What is ID.me?
ID.me is a service that allows users to verify their identity online. With approval from the US National Institute of Standards and Technology, it is being used by some state and federal government agencies as a way to authenticate users.
To use ID.me, you upload an identifying document, like a passport or driver’s license, to the platform. Then, when confirming your identity, you can just take a photo of yourself. The site scans both your ID and your photo with facial recognition software, matching your face with the image on your ID.
ID.me has been used as a verification system for the IRS (Internal Revenue Service), The Department of Veterans Affairs, and other federal agencies, although some (including the IRS) are now trying to move away from the increasingly unreliable service.
While identifying yourself with a simple facial scan might seem convenient, using ID.me is not without some risks.
What are the security risks of the ID.me service?
Using ID.me to confirm your legal identity could expose you to privacy and security risks.
- A centralized target for hackers. To function properly, ID.me gathers and stores large amounts of sensitive data about individuals. This information includes Social Security numbers, scans of government-issued IDs, and biometric data. Holding this much data makes ID.me a very tempting target for hackers. If the company suffers a data breaches, a huge quantity of sensitive information could end up in the hands of cybercriminals. In the event of a breach, hackers could use stolen data to commit identity theft and phishing attacks.
- Limited alternatives for verification. Because ID.me relies on the use of government-issued IDs — which not everyone has — some people may struggle to access essential services online. Certain minority communities in the US are less likely to possess official IDs, meaning that an overreliance on ID.me could cause them to be prevented from viewing tax records, claiming unemployment benefits, and other important activities.
- Unreliable facial recognition software. The problem with facial recognition software is that it isn’t always reliable. That can be annoying when you’re trying to unlock your phone with a facial scanner, but it’s a far bigger problem if you can’t access your unemployment benefits as a result. AI facial scanners have also been shown to be less effective when trying to recognize people of color, so this is another problem that could disproportionately impact minority communities in the US.
- Reliance on a third-party company. Making citizens rely on a corporation to access essential government services may not be a good idea. While it might make social security administration easier for government bodies, reliance on private businesses can be bad for users. Companies are not always held to the same standards of accountability as governments and will not necessarily be vigilant enough when protecting user data. Some private companies may also sell user data to advertisers and data brokers — another issue that is avoided when the IDing process is retained by public-sector organizations.
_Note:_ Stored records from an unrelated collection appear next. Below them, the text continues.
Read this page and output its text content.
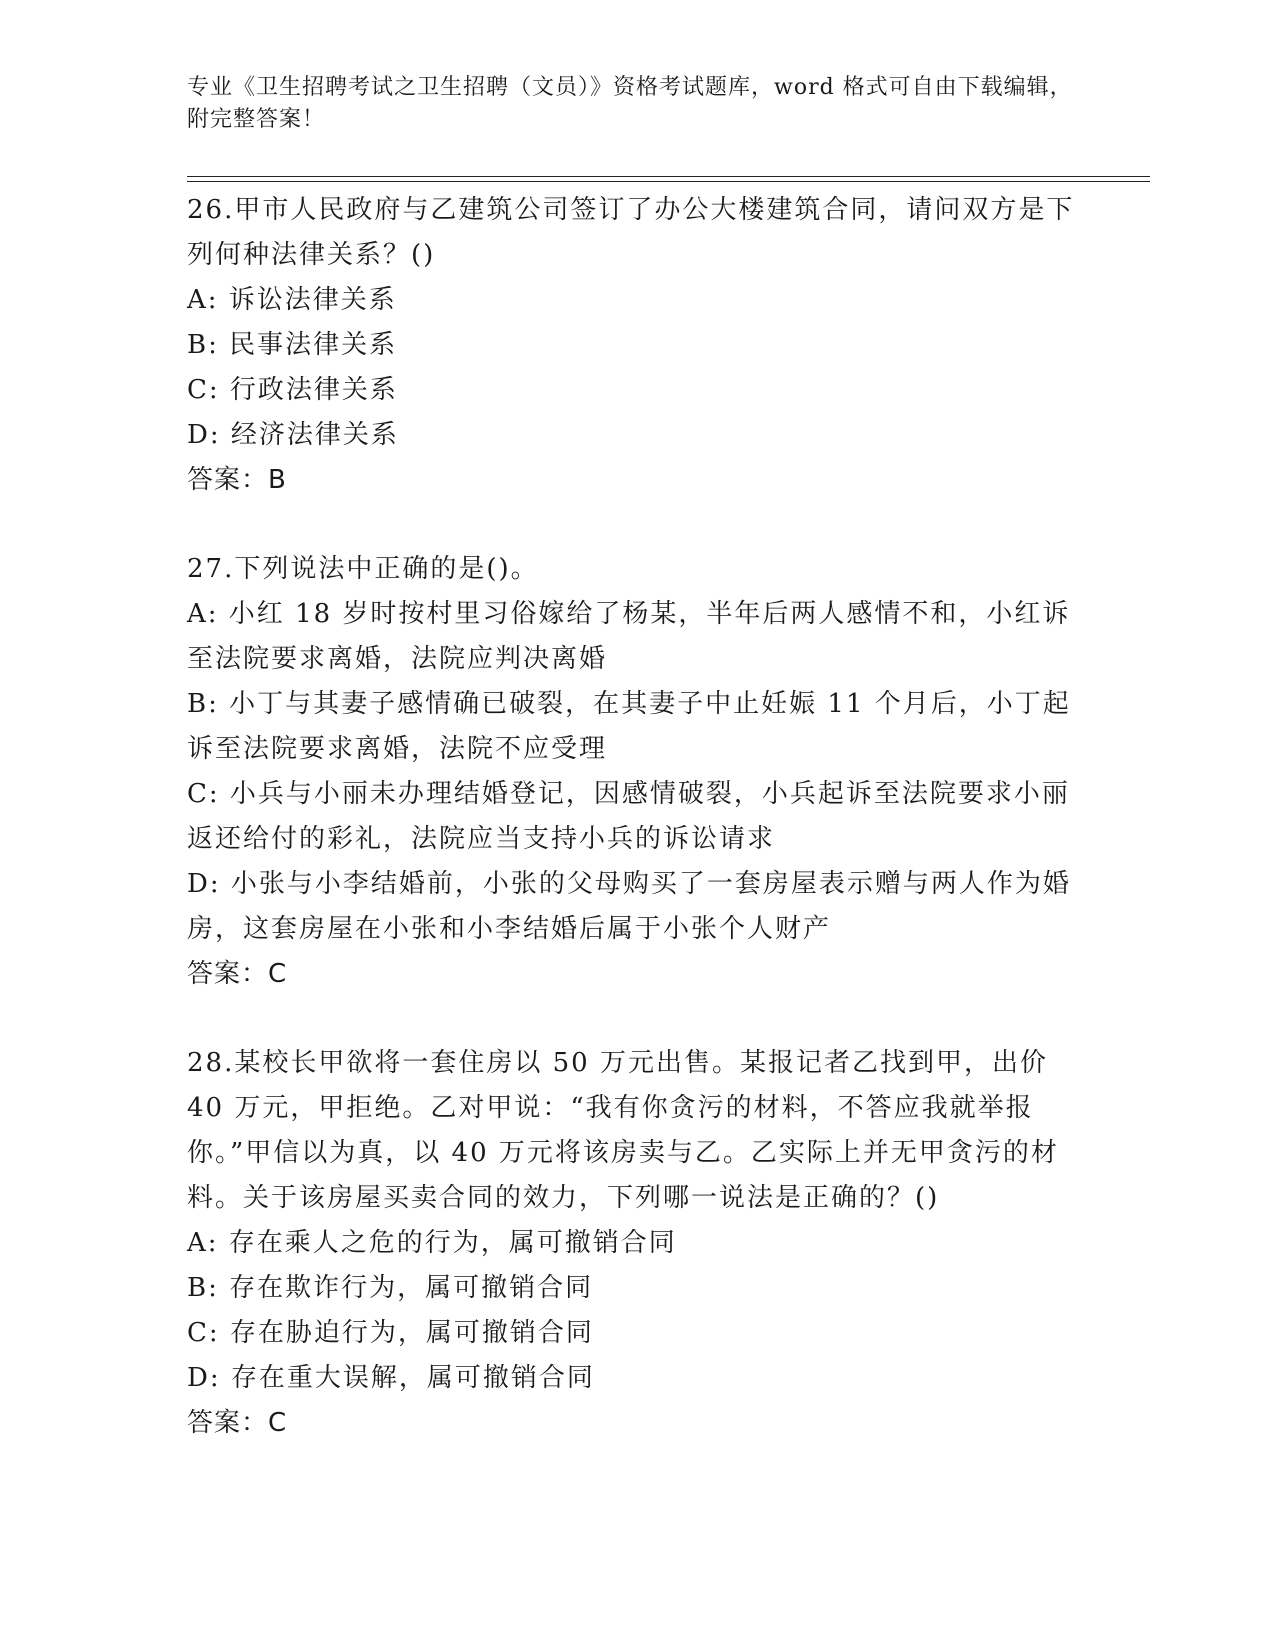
专业《卫生招聘考试之卫生招聘（文员）》资格考试题库，word 格式可自由下载编辑，附完整答案！

26.甲市人民政府与乙建筑公司签订了办公大楼建筑合同，请问双方是下列何种法律关系？()

A: 诉讼法律关系

B: 民事法律关系

C: 行政法律关系

D: 经济法律关系

答案：B

27.下列说法中正确的是()。

A: 小红 18 岁时按村里习俗嫁给了杨某，半年后两人感情不和，小红诉至法院要求离婚，法院应判决离婚

B: 小丁与其妻子感情确已破裂，在其妻子中止妊娠 11 个月后，小丁起诉至法院要求离婚，法院不应受理

C: 小兵与小丽未办理结婚登记，因感情破裂，小兵起诉至法院要求小丽返还给付的彩礼，法院应当支持小兵的诉讼请求

D: 小张与小李结婚前，小张的父母购买了一套房屋表示赠与两人作为婚房，这套房屋在小张和小李结婚后属于小张个人财产

答案：C

28.某校长甲欲将一套住房以 50 万元出售。某报记者乙找到甲，出价 40 万元，甲拒绝。乙对甲说：“我有你贪污的材料，不答应我就举报你。”甲信以为真，以 40 万元将该房卖与乙。乙实际上并无甲贪污的材料。关于该房屋买卖合同的效力，下列哪一说法是正确的？()

A: 存在乘人之危的行为，属可撤销合同

B: 存在欺诈行为，属可撤销合同

C: 存在胁迫行为，属可撤销合同

D: 存在重大误解，属可撤销合同

答案：C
Past incidents associated with ID.me
ID.me does not have a great record for transparency and communication, and a number of worrying incidents involving the company have been reported in recent years.
In 2021, for example, the company’s AI systems were reported to be struggling to identify many users’ faces, blocking them from claiming unemployment benefits. Shortly afterwards, news broke that a user had been able to fraudulently claim benefits by wearing a wig to trick the facial recognition scanner, highlighting flaws in the platform’s image recognition software.
ID.me found itself mired in more bad press after its CEO, Blake Hall, claimed that $400 billion had gone missing from Covid relief funds in the US. After initially making headlines, this figure was called into question because data from individual states undermined the assertion. ID.me has failed to produce the methodology it used to reach this eye-watering sum, drawing criticism from US government officials.
Eventually, the IRS stopped using ID.me as its sole source of identification, presumably as a result of ID.me’s poor performance. In 2022, a report by two committees in the US House of Representatives stated that ID.me “inaccurately overstated its capacity to conduct identity verification services to the Internal Revenue Service (IRS) and made baseless claims about the amount of federal funds lost to pandemic fraud in an apparent attempt to increase demand for its identity verification services.”
On the whole, ID.me does not seem like a safe or reliable solution for identity verification — a fact that the US government is becoming increasingly aware of.